Pandemic and need for cooperation at the head of the next Italian G-20
With the pandemic providing painful lessons on the world’s interconnectedness, ministers from countries representing more than half of the world’s population met in Italy on Tuesday to explore how to better cooperate, including on vaccines and climate change efforts. .
Italian Foreign Minister Luigi Di Maio cited the two areas where it is imperative that countries unite. He opened the meeting, in the presence of the Foreign Affairs and Development Ministers of the Group of 20. Together, the G-20 countries represent around 80% of world GDP.
Some ministers were participating remotely due to travel issues related to COVID-19, including from China, Russia and Brazil.
“In an interconnected world, multilateralism and international cooperation are the only effective instruments to face global challenges,” said Di Maio. “We had an example of that with vaccines.”
US Secretary of State Antony Blinken relied on Di Maio’s premises in his opening remarks.
“To end the pandemic, we need to get more vaccines to more places,” Blinken said. “Multilateral cooperation will be essential to stop this global health crisis. “
Blinken took the opportunity to praise the United States’ contributions to COVAX, the UN-backed program to provide vaccines to countries in need, which includes approximately 500 million doses of Pfizer and 80 million more. doses.
As some rich countries struggle to convince more and more segments of their population to get vaccinated against the disease that has claimed nearly 4 million lives worldwide in confirmed deaths, the poorest countries in particular in Africa, are desperate to receive vaccines tiny fraction of their population so far having access to injections.
Scientists and many political leaders have warned that the pandemic can only be effectively brought under control if all nations have substantial vaccination rates.

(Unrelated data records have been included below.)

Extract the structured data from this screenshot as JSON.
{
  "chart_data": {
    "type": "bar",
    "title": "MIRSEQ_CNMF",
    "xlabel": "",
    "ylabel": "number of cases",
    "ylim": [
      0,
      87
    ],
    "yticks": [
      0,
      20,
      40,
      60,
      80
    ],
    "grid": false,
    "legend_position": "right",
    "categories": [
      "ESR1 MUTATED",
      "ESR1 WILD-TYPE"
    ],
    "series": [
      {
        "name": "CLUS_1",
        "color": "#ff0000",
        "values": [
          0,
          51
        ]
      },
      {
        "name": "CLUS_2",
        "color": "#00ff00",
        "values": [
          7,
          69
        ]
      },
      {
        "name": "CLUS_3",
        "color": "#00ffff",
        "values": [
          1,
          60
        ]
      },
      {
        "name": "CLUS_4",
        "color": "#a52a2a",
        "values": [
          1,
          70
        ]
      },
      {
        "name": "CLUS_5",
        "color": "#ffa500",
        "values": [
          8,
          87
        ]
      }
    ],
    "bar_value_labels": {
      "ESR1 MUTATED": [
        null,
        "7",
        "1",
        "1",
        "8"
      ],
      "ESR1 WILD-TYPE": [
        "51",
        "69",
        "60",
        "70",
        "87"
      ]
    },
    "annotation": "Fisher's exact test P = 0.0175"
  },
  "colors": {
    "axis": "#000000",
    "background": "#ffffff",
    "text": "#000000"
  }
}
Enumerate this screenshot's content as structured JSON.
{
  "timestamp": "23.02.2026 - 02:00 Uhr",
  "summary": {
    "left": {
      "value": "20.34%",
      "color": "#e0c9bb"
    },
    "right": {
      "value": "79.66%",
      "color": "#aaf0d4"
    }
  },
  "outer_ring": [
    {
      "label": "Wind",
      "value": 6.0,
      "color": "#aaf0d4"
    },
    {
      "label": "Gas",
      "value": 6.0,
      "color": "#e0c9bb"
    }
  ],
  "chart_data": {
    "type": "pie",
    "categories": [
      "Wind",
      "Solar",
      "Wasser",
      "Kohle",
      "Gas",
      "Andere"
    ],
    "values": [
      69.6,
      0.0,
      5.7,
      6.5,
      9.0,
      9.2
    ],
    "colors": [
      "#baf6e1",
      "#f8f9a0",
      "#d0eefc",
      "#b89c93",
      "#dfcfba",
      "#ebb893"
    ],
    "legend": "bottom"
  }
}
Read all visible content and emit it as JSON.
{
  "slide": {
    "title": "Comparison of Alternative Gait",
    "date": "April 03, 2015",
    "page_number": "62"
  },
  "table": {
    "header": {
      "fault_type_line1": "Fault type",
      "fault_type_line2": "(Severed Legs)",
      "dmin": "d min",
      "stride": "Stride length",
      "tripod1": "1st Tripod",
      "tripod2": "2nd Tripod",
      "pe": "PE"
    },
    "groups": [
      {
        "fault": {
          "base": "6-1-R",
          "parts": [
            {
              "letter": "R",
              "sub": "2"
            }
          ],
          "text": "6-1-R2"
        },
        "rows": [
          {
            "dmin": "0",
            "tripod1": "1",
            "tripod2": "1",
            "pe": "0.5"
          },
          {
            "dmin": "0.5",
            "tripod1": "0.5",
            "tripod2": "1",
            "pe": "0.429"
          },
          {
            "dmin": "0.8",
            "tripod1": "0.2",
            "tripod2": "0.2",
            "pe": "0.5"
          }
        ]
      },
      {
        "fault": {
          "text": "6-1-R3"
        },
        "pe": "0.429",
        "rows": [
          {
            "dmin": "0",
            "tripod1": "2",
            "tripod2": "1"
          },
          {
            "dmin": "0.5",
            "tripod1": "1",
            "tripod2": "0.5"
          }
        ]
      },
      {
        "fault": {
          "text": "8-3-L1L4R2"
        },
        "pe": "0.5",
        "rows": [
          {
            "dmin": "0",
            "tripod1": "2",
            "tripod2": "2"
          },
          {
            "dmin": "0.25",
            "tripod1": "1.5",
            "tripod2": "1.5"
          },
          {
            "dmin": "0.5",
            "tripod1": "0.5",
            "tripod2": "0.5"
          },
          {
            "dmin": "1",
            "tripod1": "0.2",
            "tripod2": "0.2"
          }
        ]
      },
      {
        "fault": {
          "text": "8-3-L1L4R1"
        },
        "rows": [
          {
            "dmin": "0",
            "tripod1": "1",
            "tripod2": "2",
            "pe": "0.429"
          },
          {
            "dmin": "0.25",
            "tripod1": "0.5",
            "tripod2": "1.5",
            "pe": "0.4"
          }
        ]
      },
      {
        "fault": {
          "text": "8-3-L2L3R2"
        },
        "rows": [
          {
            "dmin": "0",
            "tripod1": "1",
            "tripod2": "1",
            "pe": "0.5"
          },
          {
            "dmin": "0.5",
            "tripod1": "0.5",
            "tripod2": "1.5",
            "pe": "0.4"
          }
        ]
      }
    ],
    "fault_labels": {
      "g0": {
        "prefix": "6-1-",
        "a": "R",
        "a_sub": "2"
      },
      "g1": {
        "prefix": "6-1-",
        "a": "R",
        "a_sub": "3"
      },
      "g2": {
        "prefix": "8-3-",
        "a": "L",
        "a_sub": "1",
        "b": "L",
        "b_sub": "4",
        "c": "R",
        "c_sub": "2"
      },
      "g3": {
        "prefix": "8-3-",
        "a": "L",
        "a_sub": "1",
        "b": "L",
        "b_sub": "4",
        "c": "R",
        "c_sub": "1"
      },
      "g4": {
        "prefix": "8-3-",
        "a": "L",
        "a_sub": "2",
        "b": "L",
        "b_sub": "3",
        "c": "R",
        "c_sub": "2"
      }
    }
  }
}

One of Tuesday’s sessions focuses on Africa.
For Di Maio, “2021 is a crucial year for relaunching international cooperation” on climate change. “We have opportunities that we cannot lose to implement the Paris agreements.”
The # pandemic requires working together because # Italy is hosting the # G20. # COVID19 #Climate Change
The decision made earlier this year by the administration of US President Joe Biden to return to the fight against climate change and help lead it has encouraged advocates calling for an urgent fight against climate change threats. Last year, under the then Trump administration, the United States became the only country to leave the 2015 agreement.
G-20 ministers will also discuss sustainable development and trade.
Italy hopes the meeting will help promote a more sustainable and resilient recovery as the world emerges from the global COVID-19 crisis.
Reflecting that, for the first time since 1999, when the grouping was formed, development ministers were invited by Italy to join foreign ministers in a joint session.
The southern Italian city chosen for the meeting could be an inspiring symbol of development.
For decades, Matera, a provincial capital in Basilicata, one of Italy’s poorest regions, was synonymous with poverty and underdevelopment in southern Europe.
The famous “Sassi” of Matera – literally stones – were dwellings carved out of natural caves of tuff. In recent years, the “Sassi” have been increasingly converted into boutique hotels, restaurants and vacation homes for the wealthy, eager to draw inspiration from the spectacular views of the city, which towers over a torrent.
Frances D’Emilio reported from Rome.